ABERDEEN, Md. -- The 74-year-old mother of Hall of Fame infielder Cal Ripken Jr. was safe in her car Wednesday, a day after an armed man abducted her from her home northeast of Baltimore, police said.
Investigators do not know what the kidnapper's motive was and no ransom was demanded for Vi Ripken's release, Aberdeen Police Chief Henry Trabert said at a news conference Wednesday.
When asked if police believe the kidnapper knew who he was abducting, Trabert did not answer.
"The motive is unknown at this time. Like I said, the investigators are still out there, this case is still brand new and we are really beginning the investigation," Trabert said.
"We don't know what if any relationship there was between the perpetrator of this crime and the Ripken family," Trabert said.
Police say Vi Ripken was kidnapped between 7 a.m. and 8 a.m. Tuesday by a man who forced her into her silver Lincoln Continental. She was found about 6:15 a.m. Wednesday unharmed in her car near her home in Aberdeen, about 30 miles northeast of Baltimore, where her son's Ripken Baseball complex is located. She was found after someone called police about a suspicious vehicle.
Trabert said Vi Ripken was "obviously upset" but would not give more details about how she was found. Trabert said the man drove around the area after the kidnapping, but didn't say if Ripken was in the car.
"How we found her and what she was wearing and whether she was bound at the time we pulled her out of the car we are not releasing at this time," Trabert said. "The investigators are still talking to her and witnesses to determine exactly what happened and where it happened." Vi Ripken described her abductor as a tall, thin white man with glasses wearing camouflage clothing, but police had no other details.
"This has been a very trying time for our family, but we are grateful and relieved that mom is back with us, safe and healthy," the Ripken family said in a statement. "We want to thank everyone for their tremendous support, especially all of the law enforcement agencies that worked so hard and quickly." Ripken earned the nickname "Iron Man" for playing in 2,632 consecutive games during his 21-year career with the Baltimore before voluntarily ending the streak in 1998. He retired in 2001. His brother, Bill, played second base in the major leagues.
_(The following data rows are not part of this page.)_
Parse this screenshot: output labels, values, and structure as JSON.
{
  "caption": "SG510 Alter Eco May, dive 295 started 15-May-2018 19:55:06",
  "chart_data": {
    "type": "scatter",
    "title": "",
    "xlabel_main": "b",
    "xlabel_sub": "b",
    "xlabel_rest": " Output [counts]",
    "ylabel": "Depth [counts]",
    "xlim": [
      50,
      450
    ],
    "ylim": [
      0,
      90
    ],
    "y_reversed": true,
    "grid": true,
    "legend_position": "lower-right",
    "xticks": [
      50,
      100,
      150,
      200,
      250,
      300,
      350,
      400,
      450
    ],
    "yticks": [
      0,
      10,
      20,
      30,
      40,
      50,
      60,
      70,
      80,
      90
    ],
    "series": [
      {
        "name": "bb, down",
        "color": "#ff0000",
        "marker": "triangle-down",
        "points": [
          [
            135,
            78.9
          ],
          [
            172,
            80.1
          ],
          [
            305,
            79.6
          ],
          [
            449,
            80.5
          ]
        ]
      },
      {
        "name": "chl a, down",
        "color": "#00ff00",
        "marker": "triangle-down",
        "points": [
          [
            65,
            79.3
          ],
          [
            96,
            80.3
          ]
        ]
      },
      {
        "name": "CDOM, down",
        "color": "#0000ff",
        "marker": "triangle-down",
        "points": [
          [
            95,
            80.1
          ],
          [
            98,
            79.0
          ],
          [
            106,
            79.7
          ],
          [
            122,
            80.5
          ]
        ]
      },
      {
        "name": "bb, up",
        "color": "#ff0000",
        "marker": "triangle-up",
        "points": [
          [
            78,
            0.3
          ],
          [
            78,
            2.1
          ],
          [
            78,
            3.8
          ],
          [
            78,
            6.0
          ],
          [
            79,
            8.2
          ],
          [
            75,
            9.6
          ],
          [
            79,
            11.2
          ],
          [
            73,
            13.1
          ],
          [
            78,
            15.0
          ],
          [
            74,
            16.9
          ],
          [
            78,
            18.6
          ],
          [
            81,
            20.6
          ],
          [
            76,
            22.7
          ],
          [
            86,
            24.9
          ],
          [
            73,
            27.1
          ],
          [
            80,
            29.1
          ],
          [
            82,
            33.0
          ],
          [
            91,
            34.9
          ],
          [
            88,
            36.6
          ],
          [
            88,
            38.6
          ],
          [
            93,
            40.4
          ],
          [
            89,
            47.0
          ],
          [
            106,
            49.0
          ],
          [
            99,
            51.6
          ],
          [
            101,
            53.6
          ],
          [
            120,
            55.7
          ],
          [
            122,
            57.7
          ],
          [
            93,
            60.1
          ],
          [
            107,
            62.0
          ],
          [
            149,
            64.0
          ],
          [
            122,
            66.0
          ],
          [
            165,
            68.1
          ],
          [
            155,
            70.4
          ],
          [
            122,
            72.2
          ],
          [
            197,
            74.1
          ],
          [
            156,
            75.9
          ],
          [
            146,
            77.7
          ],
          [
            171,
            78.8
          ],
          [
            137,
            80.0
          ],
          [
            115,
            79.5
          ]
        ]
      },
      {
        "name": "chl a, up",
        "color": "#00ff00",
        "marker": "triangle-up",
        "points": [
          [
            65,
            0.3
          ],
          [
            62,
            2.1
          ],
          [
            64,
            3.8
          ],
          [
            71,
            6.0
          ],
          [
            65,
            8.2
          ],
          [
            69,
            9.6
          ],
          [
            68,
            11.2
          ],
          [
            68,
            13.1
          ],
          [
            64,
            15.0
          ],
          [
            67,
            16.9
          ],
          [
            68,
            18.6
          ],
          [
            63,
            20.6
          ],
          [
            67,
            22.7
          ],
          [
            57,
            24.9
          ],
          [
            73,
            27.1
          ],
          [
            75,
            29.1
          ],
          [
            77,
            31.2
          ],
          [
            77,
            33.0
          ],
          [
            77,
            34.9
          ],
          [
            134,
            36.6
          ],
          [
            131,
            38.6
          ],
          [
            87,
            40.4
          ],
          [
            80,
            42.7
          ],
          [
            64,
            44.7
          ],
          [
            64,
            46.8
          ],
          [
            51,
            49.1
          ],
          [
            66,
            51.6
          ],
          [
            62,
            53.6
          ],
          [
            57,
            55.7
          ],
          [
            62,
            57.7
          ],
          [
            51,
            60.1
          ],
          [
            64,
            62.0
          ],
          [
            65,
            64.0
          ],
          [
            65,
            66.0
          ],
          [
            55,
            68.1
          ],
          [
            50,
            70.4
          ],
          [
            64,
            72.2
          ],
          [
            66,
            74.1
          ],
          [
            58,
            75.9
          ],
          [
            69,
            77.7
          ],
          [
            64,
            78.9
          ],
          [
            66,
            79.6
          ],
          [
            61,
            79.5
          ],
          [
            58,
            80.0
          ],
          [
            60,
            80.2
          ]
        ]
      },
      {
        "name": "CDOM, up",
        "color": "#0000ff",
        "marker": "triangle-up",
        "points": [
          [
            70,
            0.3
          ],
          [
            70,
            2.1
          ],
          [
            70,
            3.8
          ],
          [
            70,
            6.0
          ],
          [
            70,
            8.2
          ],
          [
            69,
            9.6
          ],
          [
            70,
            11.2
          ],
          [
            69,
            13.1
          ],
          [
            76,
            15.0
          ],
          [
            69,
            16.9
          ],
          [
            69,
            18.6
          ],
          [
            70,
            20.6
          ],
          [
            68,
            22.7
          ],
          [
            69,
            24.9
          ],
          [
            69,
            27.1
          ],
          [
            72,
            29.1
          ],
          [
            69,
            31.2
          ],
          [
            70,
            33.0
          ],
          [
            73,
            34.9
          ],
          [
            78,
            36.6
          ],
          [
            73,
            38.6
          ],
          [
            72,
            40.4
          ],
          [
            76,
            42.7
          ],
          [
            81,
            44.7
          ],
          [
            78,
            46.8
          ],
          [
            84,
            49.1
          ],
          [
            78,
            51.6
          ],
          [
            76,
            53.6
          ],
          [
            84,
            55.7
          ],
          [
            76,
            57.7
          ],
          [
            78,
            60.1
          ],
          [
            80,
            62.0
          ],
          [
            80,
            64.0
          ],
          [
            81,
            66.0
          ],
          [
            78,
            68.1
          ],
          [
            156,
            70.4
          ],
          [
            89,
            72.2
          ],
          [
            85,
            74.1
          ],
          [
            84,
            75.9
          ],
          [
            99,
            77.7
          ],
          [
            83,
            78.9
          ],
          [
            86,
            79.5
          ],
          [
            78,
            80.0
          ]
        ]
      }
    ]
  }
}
The two were managed for a time on the Orioles by their father, Cal Ripken Sr., who died in 1999.
The family said that it could not comment further due to the ongoing investigation.
Vi Ripken is founding chairwoman of the Cal Ripken Sr. Foundation, which, according to its website, helps to build character for disadvantaged young people.
Besides Cal and Bill, she has another son and a daughter.
Cal Ripken is the chairman and founder of Ripken Baseball, Inc., which he runs along with his brother, Bill. He owns three minor-league baseball teams, including the IronBirds based at the Ripken Baseball complex, which is also home to the annual Cal Ripken World Series for 11- and 12-year-olds. Cal Ripken Baseball is the name for the 5-to-12-year-old division of the Babe Ruth League.
Ripken's business empire also includes youth baseball camps and clinics, a minor-league stadium design firm, a merchandising arm and a charitable foundation. Ripken has no formal role with the Orioles but has spoken about his desire to return to the team.
Census data shows Aberdeen had a population of about 15,000 in 2010. About 11 percent of the city's population was living below the poverty line.